Paul hat, wie viele andere Alkoholabhängige, Schwierigkeiten, das Verlangen nach Alkohol rechtzeitig zu identifizieren. Dies zu lernen ist notwendig, um sich gezielt und frühzeitig vor dem Trinken zu schützen. In mehreren Einzelsitzungen habe ich Paul gebeten, sich die letzten Trinksituationen vorzustellen und sie so genau und ausführlich wie möglich zu beschreiben. Durch die Vorstellung und das Nacherleben der Trinksituationen konnte er feststellen, dass sein Verlangen nach Alkohol mit Durstgefühl, Nervosität und Zittern einhergeht. Durch die Durchführung eines Tagebuches über sein Alkoholverlangen, konnte er lernen, das Verlangen nach Alkohol im Alltag zu identifizieren. Um diese Fähigkeit zu verbessern, ist die Konfrontationstherapie erfolgversprechend. Sie ist im Rahmen der Behandlung von Alkoholabhängigkeit eine gut etablierte Therapie. Sie läuft folgendermaßen ab: Der Betroffene bringt sein Lieblingsgetränk in die Sitzung mit. Eine Trinksituation soll so realitätstreu wie möglich hergestellt werden. Bei Paul war es sein Wohlbefinden nach einer Streitsituation mit seiner Frau.

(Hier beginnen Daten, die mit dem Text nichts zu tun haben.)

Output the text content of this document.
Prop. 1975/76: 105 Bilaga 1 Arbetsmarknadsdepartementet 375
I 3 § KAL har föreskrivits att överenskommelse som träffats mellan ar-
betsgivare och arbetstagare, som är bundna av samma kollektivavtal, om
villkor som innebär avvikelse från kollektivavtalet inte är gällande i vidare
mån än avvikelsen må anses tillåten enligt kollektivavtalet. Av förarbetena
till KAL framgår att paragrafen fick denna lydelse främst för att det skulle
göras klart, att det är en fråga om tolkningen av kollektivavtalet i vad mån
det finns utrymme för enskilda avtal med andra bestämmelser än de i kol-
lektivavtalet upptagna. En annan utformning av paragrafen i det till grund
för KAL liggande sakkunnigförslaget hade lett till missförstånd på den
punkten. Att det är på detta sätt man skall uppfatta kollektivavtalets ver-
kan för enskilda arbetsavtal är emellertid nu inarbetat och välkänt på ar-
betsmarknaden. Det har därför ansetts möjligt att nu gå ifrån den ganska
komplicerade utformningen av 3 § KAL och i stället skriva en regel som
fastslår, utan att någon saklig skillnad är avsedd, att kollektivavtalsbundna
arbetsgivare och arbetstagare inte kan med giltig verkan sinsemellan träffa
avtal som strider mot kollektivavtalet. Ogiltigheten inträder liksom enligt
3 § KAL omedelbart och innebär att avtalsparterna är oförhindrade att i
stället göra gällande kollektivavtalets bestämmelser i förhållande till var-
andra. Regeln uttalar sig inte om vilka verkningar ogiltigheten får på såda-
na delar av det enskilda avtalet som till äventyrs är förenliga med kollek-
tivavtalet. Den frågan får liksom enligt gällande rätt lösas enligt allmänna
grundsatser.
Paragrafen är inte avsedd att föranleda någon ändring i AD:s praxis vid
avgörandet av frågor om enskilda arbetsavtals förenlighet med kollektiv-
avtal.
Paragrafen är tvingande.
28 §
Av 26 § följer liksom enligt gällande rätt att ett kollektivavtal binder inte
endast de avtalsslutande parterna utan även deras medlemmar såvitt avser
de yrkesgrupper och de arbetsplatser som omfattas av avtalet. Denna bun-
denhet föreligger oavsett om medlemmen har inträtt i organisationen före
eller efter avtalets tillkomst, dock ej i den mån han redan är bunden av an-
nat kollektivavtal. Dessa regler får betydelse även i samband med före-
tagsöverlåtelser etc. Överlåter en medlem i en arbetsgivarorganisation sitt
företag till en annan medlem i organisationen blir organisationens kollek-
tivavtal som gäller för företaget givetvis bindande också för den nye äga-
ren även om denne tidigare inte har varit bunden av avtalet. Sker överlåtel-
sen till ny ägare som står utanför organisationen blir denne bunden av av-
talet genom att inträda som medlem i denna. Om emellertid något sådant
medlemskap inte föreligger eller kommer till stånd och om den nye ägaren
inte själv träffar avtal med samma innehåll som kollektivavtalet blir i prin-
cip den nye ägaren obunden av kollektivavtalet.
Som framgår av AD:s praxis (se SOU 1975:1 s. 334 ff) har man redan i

Der Streit mit seiner Partnerin wurde anhand von Rollenspielen simuliert. Der Betroffene wird dann aufgefordert, sich auf die Alkoholflasche zu konzentrieren und zu beschreiben, was in ihm vorgeht. Danach soll er diese langsam öffnen, an Alkohol riechen, die Zunge mit Alkohol befeuchten, daran schmecken. Gleichzeitig fragt der Therapeut den Betroffenen nach dem Anstieg des Alkoholverlangens. Normalerweise steigt das Verlangen nach Alkohol am Anfang stetig an, ab einem bestimmten Niveau bleibt es stabil, um dann nach einer bestimmten Zeit zu sinken. Die Übung hatte mehrere Ziele: Paul konnte lernen, auf die Signale des Verlangens zu achten und zu erkennen, dass das Verlangen nach einer bestimmten Zeit abebbt. Außerdem konnte er erleben, dass er in der Lage ist, sein Verlangen zu kontrollieren und knifflige Situationen gut zu überstehen.
Die erste Übung erfolgt im Beisein des Therapeuten, danach übt der Betroffene allein ohne therapeutische Begleitung. Anschließend habe ich Paul, als Teil der Konfrontationstherapie motiviert, Restaurants und Kneipen aufzusuchen, in denen er gewöhnlich getrunken hatte. Die Erfahrungen wurden in den Einzelsitzungen ausgewertet. Dadurch gewann er mehr Selbstsicherheit und Selbstwirksamkeit im Umgang mit seinem Suchtdruck und den Risikotrinksituationen. Das automatisierte Trinkverhalten von Paul (Alkohol sehen/an Alkohol denken → Alkoholverlangen → Trinken) wurde unterbrochen.